Former EEA family members

This page is for new arrivals. If you are a housing adviser please click here for information more relevant to you.

Who has rights as a former family member?

As former 'family members' you may retain EEA family member rights even though your membership of that family has since ceased (e.g. death, relationship breakdown, or where the EEA national whom you originally accompanied has since left the UK). You may be a national of an EEA member state or you may not be.

You will retain your family member rights if you:

  • are the child of a former EEA worker or his or her spouse or civil partner who is in education in the UK and was in education when the former EEA worker died or stopped working; or
  • are the parent who is the primary carer of such a child that is in education in the UK; or
  • were living with an EEA worker or self-employed person as their family member when they died and either:
    • the deceased had worked in the UK for at least two years before their death; or
    • they died as a result of an accident at work or an occupational disease, as long as the family member was living with him/her when s/he died; or
  • are not a national of an EEA member state: and
    • you were the family member of an EEA worker or self-employed person or person with a permanent right of residence who has died; and
    • you resided with the deceased person as his or her family member for at least a year immediately before his or her death; or
  • are the separated spouse or registered civil partner of an EEA worker who is living in the UK but you have not yet divorced (or dissolved your civil partnership); or
  • are not a national of an EEA member state and
    • you are the former spouse or civil partner who has divorced (or had your partnership dissolved); and 
    • you are lawfully working, self-employed, self-sufficient or a family member of someone who is lawfully working, self-employed or self-sufficient; and
    • at the date of your divorce or termination you were a worker, self-employed person, self-sufficient person and either: your marriage/civil partnership lasted at least three years and you both lived in the UK for at least a year, or there was domestic violence, or there is a child from the relationship and either custody (also called residence) or access (also called contact - you must have one or the other) needs to take place in the UK.

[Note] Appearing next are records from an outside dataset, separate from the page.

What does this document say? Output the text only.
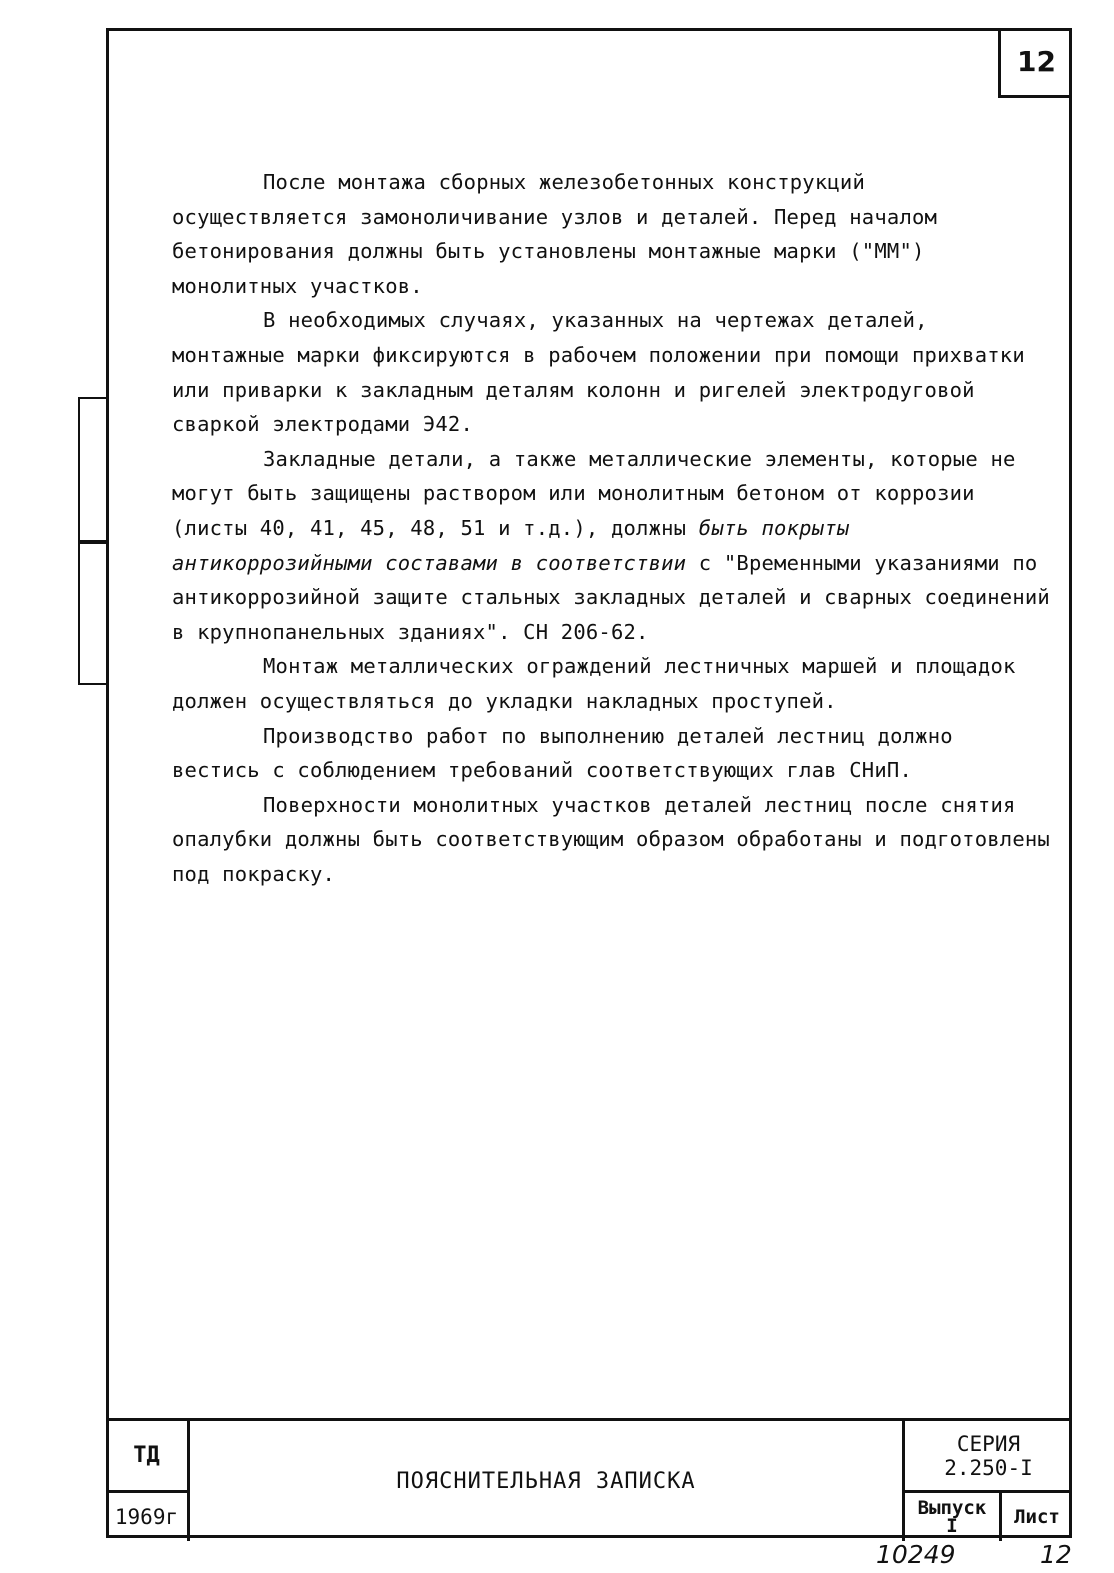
12

После монтажа сборных железобетонных конструкций осуществляется замоноличивание узлов и деталей. Перед началом бетонирования должны быть установлены монтажные марки ("ММ") монолитных участков.

В необходимых случаях, указанных на чертежах деталей, монтажные марки фиксируются в рабочем положении при помощи прихватки или приварки к закладным деталям колонн и ригелей электродуговой сваркой электродами Э42.

Закладные детали, а также металлические элементы, которые не могут быть защищены раствором или монолитным бетоном от коррозии (листы 40, 41, 45, 48, 51 и т.д.), должны быть покрыты антикоррозийными составами в соответствии с "Временными указаниями по антикоррозийной защите стальных закладных деталей и сварных соединений в крупнопанельных зданиях". СН 206-62.

Монтаж металлических ограждений лестничных маршей и площадок должен осуществляться до укладки накладных проступей.

Производство работ по выполнению деталей лестниц должно вестись с соблюдением требований соответствующих глав СНиП.

Поверхности монолитных участков деталей лестниц после снятия опалубки должны быть соответствующим образом обработаны и подготовлены под покраску.

ТД
1969г
ПОЯСНИТЕЛЬНАЯ ЗАПИСКА
СЕРИЯ
2.250-I
Выпуск
I	Лист
10249	12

Generally, cohabitees (partners who are not married or in a civil partnership) lose their rights if the relationship ends. However, if the relationship has ended because of domestic violence and your former partner is an EEA national you may be able to get leave to remain or a right to reside: this is a new and complicated area of law and you should get advice.

What are your rights to housing and benefits?

If you are a former family member with retained rights you will be treated as if you are still an EEA family member of the EEA national you originally accompanied.

If you are the bereaved family member of a former worker or self employed person and that person  had lived in the UK for at least two years before their death or died as a result of an occupational disease you are entitled to housing, homelessness assistance and housing benefit without any further conditions, because you have the permanent right to reside. In any other case you are entitled provided you are also habitually resident.